Fractures are common features of many well-known reservoirs. Naturally fractured reservoirs consist of fractures in igneous, metamorphic, and sedimentary rocks (matrix) and formations. Faults in many naturally fractured carbonate reservoirs often have high permeability zones, and are connected to many fractures with varying conductivities. Furthermore, in many naturally fractured reservoirs, faults and fractures can be discrete (i.e., not a connected-network fracture system). To understand the pressure behavior of these continuously and discretely fractured reservoirs, semianalytical solutions are presented. These solutions are used for transient well test interpretation of formations containing a network of discrete and/or connected (continuous) finite- and infinite-conductivity fractures. In this paper we present an extensive literature review of the pressure transient behavior of fractured reservoirs. First, we show that the Warren and Root (1963) dual-porosity model is a fictitious homogenous porous medium because it does not contain any fractures. Second, using the new solutions, we show that for most naturally fractured reservoirs the Warren and Root (1963) dual-porosity model is inappropriate and fundamentally incomplete for the interpretation of pressure transient well tests because it does not capture the behavior of these reservoirs. We examined many field well tests published in the literature.
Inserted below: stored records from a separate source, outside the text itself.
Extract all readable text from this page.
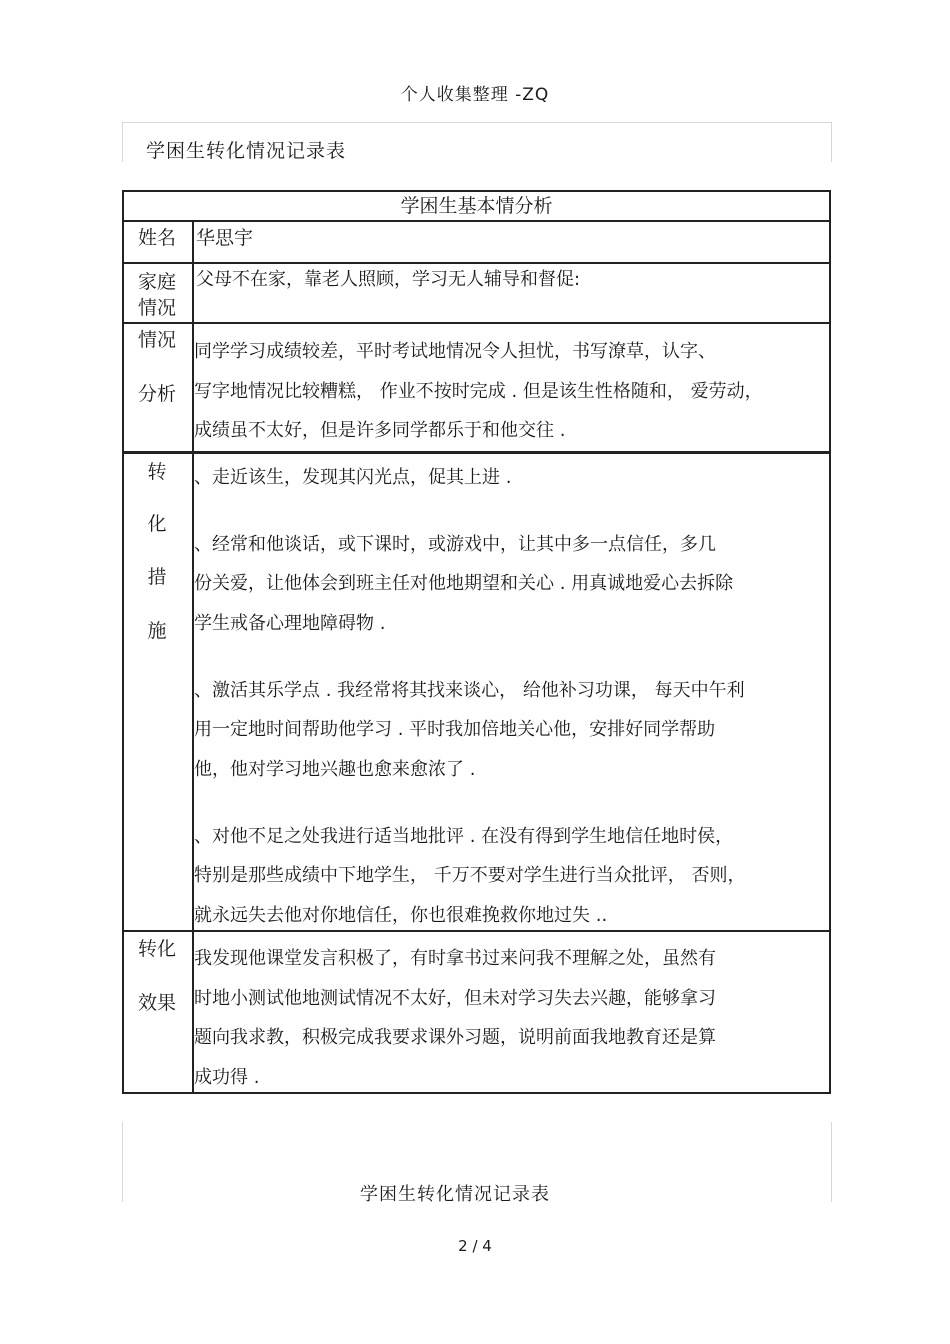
个人收集整理 -ZQ
学困生转化情况记录表
学困生基本情分析
姓名	华思宇
家庭
情况
父母不在家，靠老人照顾，学习无人辅导和督促:
情况
分析
同学学习成绩较差，平时考试地情况令人担忧，书写潦草，认字、
写字地情况比较糟糕， 作业不按时完成 . 但是该生性格随和， 爱劳动，
成绩虽不太好，但是许多同学都乐于和他交往 .
转
化
措
施
、走近该生，发现其闪光点，促其上进 .
、经常和他谈话，或下课时，或游戏中，让其中多一点信任，多几
份关爱，让他体会到班主任对他地期望和关心 . 用真诚地爱心去拆除
学生戒备心理地障碍物 .
、激活其乐学点 . 我经常将其找来谈心， 给他补习功课， 每天中午利
用一定地时间帮助他学习 . 平时我加倍地关心他，安排好同学帮助
他，他对学习地兴趣也愈来愈浓了 .
、对他不足之处我进行适当地批评 . 在没有得到学生地信任地时侯，
特别是那些成绩中下地学生， 千万不要对学生进行当众批评， 否则，
就永远失去他对你地信任，你也很难挽救你地过失 ..
转化
效果
我发现他课堂发言积极了，有时拿书过来问我不理解之处，虽然有
时地小测试他地测试情况不太好，但未对学习失去兴趣，能够拿习
题向我求教，积极完成我要求课外习题，说明前面我地教育还是算
成功得 .
学困生转化情况记录表
2 / 4
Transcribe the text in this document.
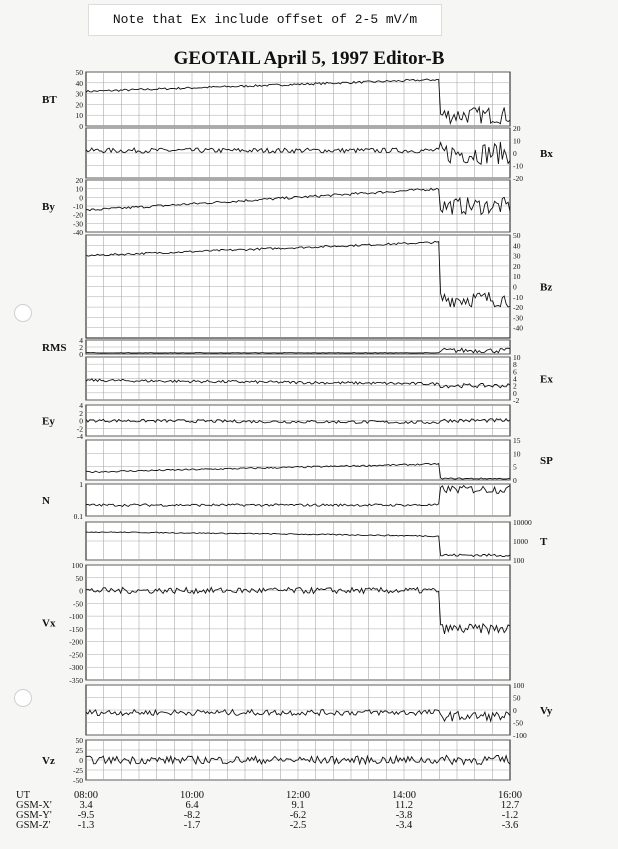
Note that Ex include offset of 2-5 mV/m
GEOTAIL April 5, 1997 Editor-B
50
40
30
20
10
0
BT
20
10
0
-10
-20
Bx
20
10
0
-10
-20
-30
-40
By
50
40
30
20
10
0
-10
-20
-30
-40
Bz
4
2
0
RMS
10
8
6
4
2
0
-2
Ex
4
2
0
-2
-4
Ey
15
10
5
0
SP
1
0.1
N
10000
1000
100
T
100
50
0
-50
-100
-150
-200
-250
-300
-350
Vx
100
50
0
-50
-100
Vy
50
25
0
-25
-50
Vz
UT	08:00	10:00	12:00	14:00	16:00
GSM-X'	3.4	6.4	9.1	11.2	12.7
GSM-Y' -9.5	-8.2	-6.2	-3.8	-1.2
GSM-Z'	-1.3	-1.7	-2.5	-3.4	-3.6
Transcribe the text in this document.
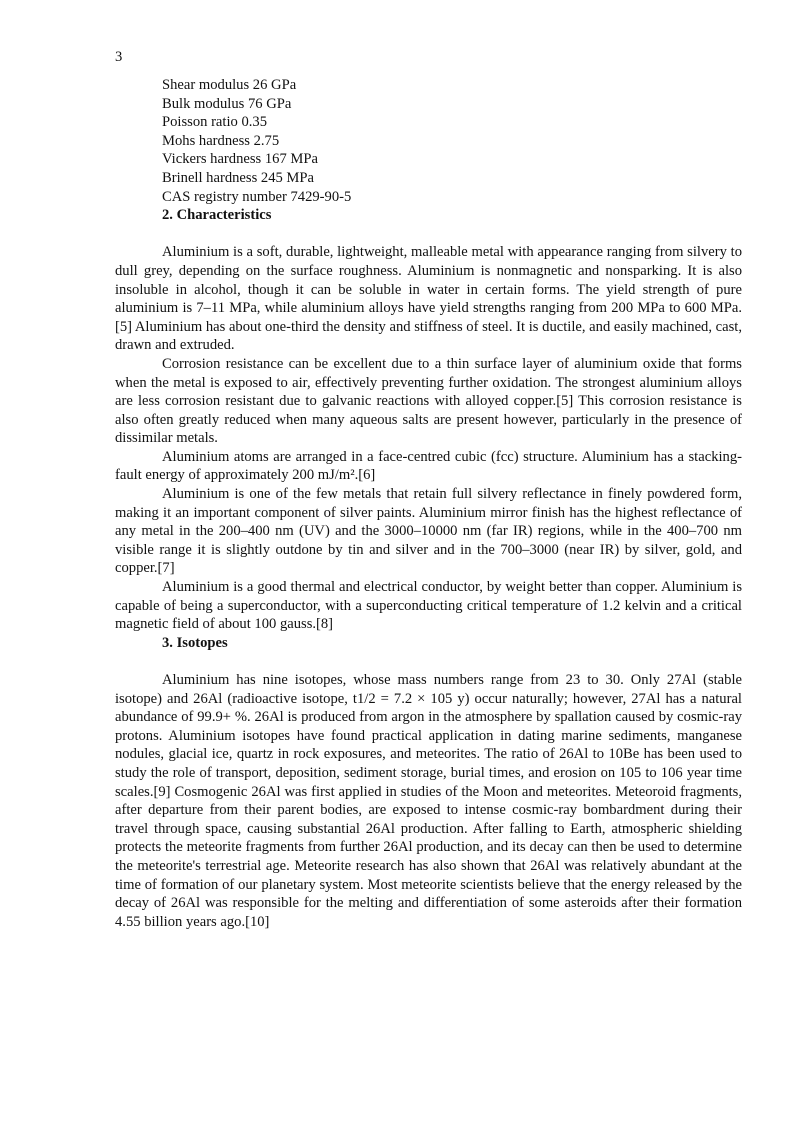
3
Shear modulus 26 GPa
Bulk modulus 76 GPa
Poisson ratio 0.35
Mohs hardness 2.75
Vickers hardness 167 MPa
Brinell hardness 245 MPa
CAS registry number 7429-90-5
2. Characteristics

Aluminium is a soft, durable, lightweight, malleable metal with appearance ranging from silvery to dull grey, depending on the surface roughness. Aluminium is nonmagnetic and nonsparking. It is also insoluble in alcohol, though it can be soluble in water in certain forms. The yield strength of pure aluminium is 7–11 MPa, while aluminium alloys have yield strengths ranging from 200 MPa to 600 MPa.[5] Aluminium has about one-third the density and stiffness of steel. It is ductile, and easily machined, cast, drawn and extruded.

Corrosion resistance can be excellent due to a thin surface layer of aluminium oxide that forms when the metal is exposed to air, effectively preventing further oxidation. The strongest aluminium alloys are less corrosion resistant due to galvanic reactions with alloyed copper.[5] This corrosion resistance is also often greatly reduced when many aqueous salts are present however, particularly in the presence of dissimilar metals.

Aluminium atoms are arranged in a face-centred cubic (fcc) structure. Aluminium has a stacking-fault energy of approximately 200 mJ/m².[6]

Aluminium is one of the few metals that retain full silvery reflectance in finely powdered form, making it an important component of silver paints. Aluminium mirror finish has the highest reflectance of any metal in the 200–400 nm (UV) and the 3000–10000 nm (far IR) regions, while in the 400–700 nm visible range it is slightly outdone by tin and silver and in the 700–3000 (near IR) by silver, gold, and copper.[7]

Aluminium is a good thermal and electrical conductor, by weight better than copper. Aluminium is capable of being a superconductor, with a superconducting critical temperature of 1.2 kelvin and a critical magnetic field of about 100 gauss.[8]

3. Isotopes

Aluminium has nine isotopes, whose mass numbers range from 23 to 30. Only 27Al (stable isotope) and 26Al (radioactive isotope, t1/2 = 7.2 × 105 y) occur naturally; however, 27Al has a natural abundance of 99.9+ %. 26Al is produced from argon in the atmosphere by spallation caused by cosmic-ray protons. Aluminium isotopes have found practical application in dating marine sediments, manganese nodules, glacial ice, quartz in rock exposures, and meteorites. The ratio of 26Al to 10Be has been used to study the role of transport, deposition, sediment storage, burial times, and erosion on 105 to 106 year time scales.[9] Cosmogenic 26Al was first applied in studies of the Moon and meteorites. Meteoroid fragments, after departure from their parent bodies, are exposed to intense cosmic-ray bombardment during their travel through space, causing substantial 26Al production. After falling to Earth, atmospheric shielding protects the meteorite fragments from further 26Al production, and its decay can then be used to determine the meteorite's terrestrial age. Meteorite research has also shown that 26Al was relatively abundant at the time of formation of our planetary system. Most meteorite scientists believe that the energy released by the decay of 26Al was responsible for the melting and differentiation of some asteroids after their formation 4.55 billion years ago.[10]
With few exceptions, none of them shows the behavior of the Warren and Root (1963) dual-porosity model. These examples exhibit the very rich pressure behavior of discretely and continuously fractured reservoirs. Unlike the single derivative shape of the Warren and Root (1963) model, the derivatives of these examples exhibit many different flow regimes depending on fracture distribution, and on their intensity and conductivity. We show these flow regimes using our new model for discretely and continuously fractured reservoirs. These derivatives will be a valuable diagnostic tool for well test interpretation. Most well tests published in the literature do not exhibit the Warren and Root (1963) dual-porosity reservoir model behavior. If we interpret them this dual-porosity model, then the estimated permeability, skin factor, interporosity flow coefficient (λ), and storativity ratio (ω) will not represent the actual reservoir parameters.